Les tribus tchadiennes qui s’étripent indéfiniment et le perpétuel défilé de chefs de guerre à la tête de l’Etat, semant le deuil et la mort, n’ont rien à envier à la famille des Atrides en termes de cruauté ou de fatalité ! Ce film est ancré dans la réalité tchadienne, et toute critique qui ferait l’impasse sur cette réalité tchadienne n’est qu’un discours spécieux !

Pourtant tout le discours critique africain procède de la ventriloquie. Débiter un discours d’emprunt qui passe à côté du sens, aussi à côté de son objet qu’une oraison funèbre pour célébrer une naissance.
Critique africaine ou critiques africains ?

Cette question n’est pas superflue. Car pour qu’il y ait véritablement une critique africaine il faudrait bien un cinéma africain. Osons la question ? Y a-t-il un cinéma africain ? Évidemment, mon cher Watson !dirait Hercule Poirot. Pourtant, en allant au-delà de l’évidence, on verra que cette appellation est un pis-aller.

On ne parle jamais de cinéma asiatique, ni européen, ni du continent américain, reconnaissait Paulin Soumanou Vieyra dans son essai « Le cinéma africain des origines à 1973 » paru en 1975.

Les cinématographies sont toujours nationales. Parler d’un cinéma africain, c’est reconnaître l’inexistence de cinématographies nationales sur le continent, et par conséquent de l’inexistence d’un cinéma sur le continent tout simplement.

Il existe des films faits ailleurs par des réalisateurs africains avec des équipes européennes, et des films faits en Afrique avec des équipes européennes que l’on regroupe abusivement sous l’étiquette « cinéma africain ». Dans cette logique, on mettrait Out of Africa de Sydney Pollack et Stars War de George Lucas dans le répertoire africain sans frôler le ridicule.

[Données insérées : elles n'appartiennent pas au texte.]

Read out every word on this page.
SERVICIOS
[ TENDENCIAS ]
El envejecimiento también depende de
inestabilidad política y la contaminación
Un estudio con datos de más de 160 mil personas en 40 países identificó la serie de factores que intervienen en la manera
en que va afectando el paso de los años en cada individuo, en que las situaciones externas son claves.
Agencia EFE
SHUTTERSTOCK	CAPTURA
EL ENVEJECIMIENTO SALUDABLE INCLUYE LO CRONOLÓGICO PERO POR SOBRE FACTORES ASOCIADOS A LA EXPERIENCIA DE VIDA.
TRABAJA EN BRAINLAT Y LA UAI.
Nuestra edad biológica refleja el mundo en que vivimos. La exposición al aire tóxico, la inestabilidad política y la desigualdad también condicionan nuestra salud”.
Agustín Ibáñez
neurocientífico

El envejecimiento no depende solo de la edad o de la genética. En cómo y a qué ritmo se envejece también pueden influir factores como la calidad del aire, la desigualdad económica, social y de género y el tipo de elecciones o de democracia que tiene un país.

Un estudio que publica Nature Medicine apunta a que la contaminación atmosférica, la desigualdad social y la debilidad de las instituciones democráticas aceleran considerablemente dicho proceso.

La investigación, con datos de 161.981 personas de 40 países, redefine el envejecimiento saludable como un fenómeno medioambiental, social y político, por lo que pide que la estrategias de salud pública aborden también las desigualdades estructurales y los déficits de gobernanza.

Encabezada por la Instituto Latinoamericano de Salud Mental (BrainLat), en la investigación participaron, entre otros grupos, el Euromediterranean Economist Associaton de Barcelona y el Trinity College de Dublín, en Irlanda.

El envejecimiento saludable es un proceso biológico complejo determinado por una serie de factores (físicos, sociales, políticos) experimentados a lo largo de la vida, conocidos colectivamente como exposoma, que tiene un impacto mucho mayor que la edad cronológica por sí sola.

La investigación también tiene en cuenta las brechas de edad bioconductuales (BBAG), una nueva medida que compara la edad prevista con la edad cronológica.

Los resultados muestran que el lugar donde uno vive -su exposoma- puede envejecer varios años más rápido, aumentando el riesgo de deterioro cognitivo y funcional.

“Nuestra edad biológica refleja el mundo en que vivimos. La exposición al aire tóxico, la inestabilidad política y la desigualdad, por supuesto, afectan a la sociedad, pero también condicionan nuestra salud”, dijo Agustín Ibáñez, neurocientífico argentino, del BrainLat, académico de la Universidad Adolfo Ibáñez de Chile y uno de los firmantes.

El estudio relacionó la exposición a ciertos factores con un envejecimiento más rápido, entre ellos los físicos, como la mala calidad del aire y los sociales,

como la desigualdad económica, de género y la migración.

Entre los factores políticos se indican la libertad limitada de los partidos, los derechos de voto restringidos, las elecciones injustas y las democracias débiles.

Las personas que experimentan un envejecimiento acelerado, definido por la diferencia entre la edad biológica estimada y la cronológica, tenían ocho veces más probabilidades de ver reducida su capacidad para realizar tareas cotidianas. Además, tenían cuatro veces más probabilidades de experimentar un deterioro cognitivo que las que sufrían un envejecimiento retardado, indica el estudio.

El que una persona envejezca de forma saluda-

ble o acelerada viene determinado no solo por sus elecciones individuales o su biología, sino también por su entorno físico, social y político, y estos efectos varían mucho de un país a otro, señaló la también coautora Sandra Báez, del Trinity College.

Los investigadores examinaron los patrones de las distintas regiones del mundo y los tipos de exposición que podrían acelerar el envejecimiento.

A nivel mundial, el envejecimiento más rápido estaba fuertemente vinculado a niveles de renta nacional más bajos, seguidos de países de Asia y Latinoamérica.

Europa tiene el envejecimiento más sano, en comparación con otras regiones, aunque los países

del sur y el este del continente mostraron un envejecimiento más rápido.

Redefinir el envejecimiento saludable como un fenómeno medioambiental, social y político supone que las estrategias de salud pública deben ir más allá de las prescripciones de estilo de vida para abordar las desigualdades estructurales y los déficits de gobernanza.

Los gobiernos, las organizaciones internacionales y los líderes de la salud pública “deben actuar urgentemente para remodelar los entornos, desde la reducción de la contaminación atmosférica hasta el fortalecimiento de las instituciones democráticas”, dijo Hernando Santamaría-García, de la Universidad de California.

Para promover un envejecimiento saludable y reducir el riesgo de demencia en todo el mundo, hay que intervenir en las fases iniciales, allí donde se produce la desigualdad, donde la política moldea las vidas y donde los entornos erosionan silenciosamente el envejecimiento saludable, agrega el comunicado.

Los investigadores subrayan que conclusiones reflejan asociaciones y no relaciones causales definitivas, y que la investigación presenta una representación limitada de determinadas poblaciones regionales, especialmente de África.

Comment sortir de cette impasse ?

Il faut jeter par-dessus bord tous les films dont les éléments essentiellement filmiques ne sont pas le fait des Africains, c’est-à-dire la photogénie et le montage. Ainsi, un film dont les images et le montage sont faits par des non-Africains ne devront plus être considérés comme appartenant au répertoire africain.

Cela passe par l’abandon de la mystification des Cahiers du cinéma qui ont inventé la notion d’auteur dans une entreprise collective comme le film. Même en Occident, le réalisateur comme auteur n’est pas vrai en ce sens que pour un film, le studio peut avoir recours à plusieurs réalisateurs.

Le cas de Partie de campagne de Jean Renoir monté en l’absence du réalisateur, avec des rushes d’un tournage interrompu démontre l’imposture d’attribuer un film à un auteur. Cela est plus vrai en Afrique où la plupart des films passent sur la table de montage en France tandis que le réalisateur se tourne les pouces en Afrique !

Redéfinir le film africain en évacuant l’auteur, n’est-ce pas participer à une sorte de table rase de notre cinéma ? Ne court-on pas le risque de se retrouver les mains vides, sans aucun de ses films que nous brandissons fièrement comme des chefs- d’œuvre d’Afrique ? La Noire de… Touki Bouki, Wend kuuni, Tilaï, tous perdus pour l’Afrique ?

Entre nous, cela n’est pas une grande perte, juste une chirurgie réparatrice comme l’ablation d’un sixième doigt ou d’un appendice. D’ailleurs, ces fameux chefs-d’œuvre conçus dans une logique festivalière, mis à l’affiche d’une salle aujourd’hui, ne déplaceraient pas une centaine de spectateurs…
Retrouver les vrais objets du discours critique

Nous pensons que la perte n’est pas immense et, cela nous permettra de nous débarrasser par la même occase de films prétendument africains mais bourrés de clichés racistes, insultant notre image comme Ballon d’or de Cheick Doukouré ! D’ailleurs, de nos jours, il y a des pays qui ont des cinématographies bien établies tels l’Egypte, l’Afrique du Sud, le Nigeria, le Ghana, et le Burkina Faso dans une moindre mesure.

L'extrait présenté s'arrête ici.